About this neuropharmacological research news
Author: Morgan Sherburne
Source: University of Michigan
Contact: Morgan Sherburne – University of Michigan
Image: The image is attributed to Neuroscience News
Original research: Open access.
“Subthreshold activation of the melanocortin system causes general sensitization to anorectic drugs in mice” by Roger Cone et al. JCI
Abstract
Subthreshold activation of the melanocortin system causes general sensitization to anorectic agents in mice
The melanocortin-3 receptor (MC3R) regulates GABA release from agouti-related protein (AgRP) nerve terminals, thereby suppressing multiple circuits involved in feeding behavior and energy homeostasis.
In this study, we investigated the role of the MC3R and the melanocortin system in regulating the response to different anorectic agents.
Genetic deletion or pharmacological inhibition of the MC3R, or subthreshold doses of an MC4R agonist, improved dose sensitivity to glucagon-like peptide 1 (GLP1) agonists, as evidenced by inhibition of food intake and weight loss.

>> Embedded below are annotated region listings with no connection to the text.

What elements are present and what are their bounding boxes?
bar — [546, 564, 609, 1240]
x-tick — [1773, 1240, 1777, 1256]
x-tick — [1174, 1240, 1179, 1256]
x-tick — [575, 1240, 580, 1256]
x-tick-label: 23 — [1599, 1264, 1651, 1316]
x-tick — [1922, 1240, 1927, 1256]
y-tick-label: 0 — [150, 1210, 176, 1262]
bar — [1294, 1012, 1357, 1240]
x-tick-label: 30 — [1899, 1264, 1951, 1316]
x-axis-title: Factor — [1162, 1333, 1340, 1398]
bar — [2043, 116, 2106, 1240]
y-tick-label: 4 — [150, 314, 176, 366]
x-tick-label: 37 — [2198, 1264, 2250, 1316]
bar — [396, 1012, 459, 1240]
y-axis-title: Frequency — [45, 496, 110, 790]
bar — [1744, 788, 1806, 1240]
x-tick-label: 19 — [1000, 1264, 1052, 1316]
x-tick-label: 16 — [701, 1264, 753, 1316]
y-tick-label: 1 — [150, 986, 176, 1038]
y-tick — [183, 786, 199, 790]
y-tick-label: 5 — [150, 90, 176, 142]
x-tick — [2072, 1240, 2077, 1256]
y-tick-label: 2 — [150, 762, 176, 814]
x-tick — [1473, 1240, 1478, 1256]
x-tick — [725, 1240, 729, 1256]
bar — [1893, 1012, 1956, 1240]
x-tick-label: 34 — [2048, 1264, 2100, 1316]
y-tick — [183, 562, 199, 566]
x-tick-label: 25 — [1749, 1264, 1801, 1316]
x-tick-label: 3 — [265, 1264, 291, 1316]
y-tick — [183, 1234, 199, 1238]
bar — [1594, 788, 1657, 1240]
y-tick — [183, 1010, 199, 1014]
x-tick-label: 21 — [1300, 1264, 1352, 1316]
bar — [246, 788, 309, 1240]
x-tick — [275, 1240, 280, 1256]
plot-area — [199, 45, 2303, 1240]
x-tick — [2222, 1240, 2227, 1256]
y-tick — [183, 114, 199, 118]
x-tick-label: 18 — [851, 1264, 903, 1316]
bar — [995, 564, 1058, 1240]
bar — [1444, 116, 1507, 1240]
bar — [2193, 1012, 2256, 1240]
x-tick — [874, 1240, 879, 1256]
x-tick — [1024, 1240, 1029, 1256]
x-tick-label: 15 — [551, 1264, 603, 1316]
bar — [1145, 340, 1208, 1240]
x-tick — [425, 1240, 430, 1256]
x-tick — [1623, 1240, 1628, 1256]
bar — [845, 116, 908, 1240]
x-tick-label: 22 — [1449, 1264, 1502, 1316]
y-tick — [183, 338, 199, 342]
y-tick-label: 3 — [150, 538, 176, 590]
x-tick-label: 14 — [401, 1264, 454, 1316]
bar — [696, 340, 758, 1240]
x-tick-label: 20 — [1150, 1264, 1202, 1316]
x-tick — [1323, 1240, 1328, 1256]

An enhanced anorectic response to the acute satiety factors peptide YY (PYY3-36) and cholecystokinin (CCK) and the long-term adipostic factor leptin demonstrated that increased sensitivity to anorectic agents was a general consequence of MC3R antagonism.
We observed enhanced neuronal activation in multiple hypothalamic nuclei using Fos IHC after low-dose liraglutide in MC3R-KO mice (Mc3r–/–), supporting the hypothesis that the MC3R is a negative regulator of circuits that control multiple aspects of eating behavior.
The enhanced anorectic response in Mc3r–/– mice after administration of GLP1 analogs was also independent of the incretin effects and malaise induced by GLP1 receptor (GLP1R) analogs, suggesting that MC3R antagonists or MC4R agonists may be of value in improving the dose-response range of anti-obesity drugs.